Patrick Jenkin's blunt weapon
Sir: Since the leader of Kensington and Chelsea Borough Council told me recently that he deemed my earlier letter to be `scurrilous', it is not surprising that one of his acolytes has now written to you in similar vein (Letters, 2 June). However, Councillor Nickols should have read my letter with greater care. Nowhere did I argue for retention of the Greater London Council in its present form. What I did point out was that some of the arguments for abolition are bogus, while the professionals of local government in London (i.e. the chief executives of the boroughs) themselves believe that a successor body will be needed.

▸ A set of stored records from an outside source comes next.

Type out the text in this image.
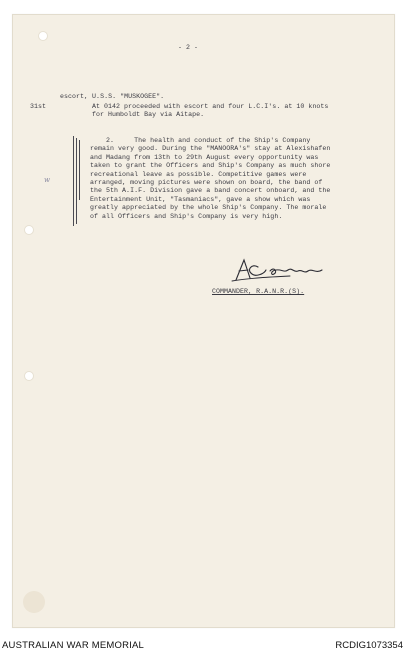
- 2 -
escort, U.S.S. "MUSKOGEE".
31st	At 0142 proceeded with escort and four L.C.I's. at 10 knots
for Humboldt Bay via Aitape.
w
2.     The health and conduct of the Ship's Company
remain very good. During the "MANOORA's" stay at Alexishafen
and Madang from 13th to 29th August every opportunity was
taken to grant the Officers and Ship's Company as much shore
recreational leave as possible. Competitive games were
arranged, moving pictures were shown on board, the band of
the 5th A.I.F. Division gave a band concert onboard, and the
Entertainment Unit, "Tasmaniacs", gave a show which was
greatly appreciated by the whole Ship's Company. The morale
of all Officers and Ship's Company is very high.
COMMANDER, R.A.N.R.(S).
AUSTRALIAN WAR MEMORIAL	RCDIG1073354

Although I sit at County Halt as GLC member for Finchley in outer London, I pay my rates to Kensington. What worries me is that, even when the GLC precept has gone, the borough will still be asking me for several other rate precepts in respect of London Regional Transport, the Fire Brigade, the Metropolitan Police and the Inner London Education Authority (the latter continuing despite a well-known wish of the borough to run its own educational services). Moreover, the borough and the Thames Water Authority will presumably need to increase their own rate demands to finance those functions taken over from County Hall.
Can Councillor Nickols really be so confident that my total rate bill is going to come down in real terms? Patrick Jenkin has already confessed to the House of Commons that he is not sure whether savings will be greater than the transitional costs. Yet if the whole exercise does not achieve a noticeable cut in the total burden of rates, the Conservative Party risks reaping a grim harvest at the borough elections in 1986. And a general election must follow not long afterwards.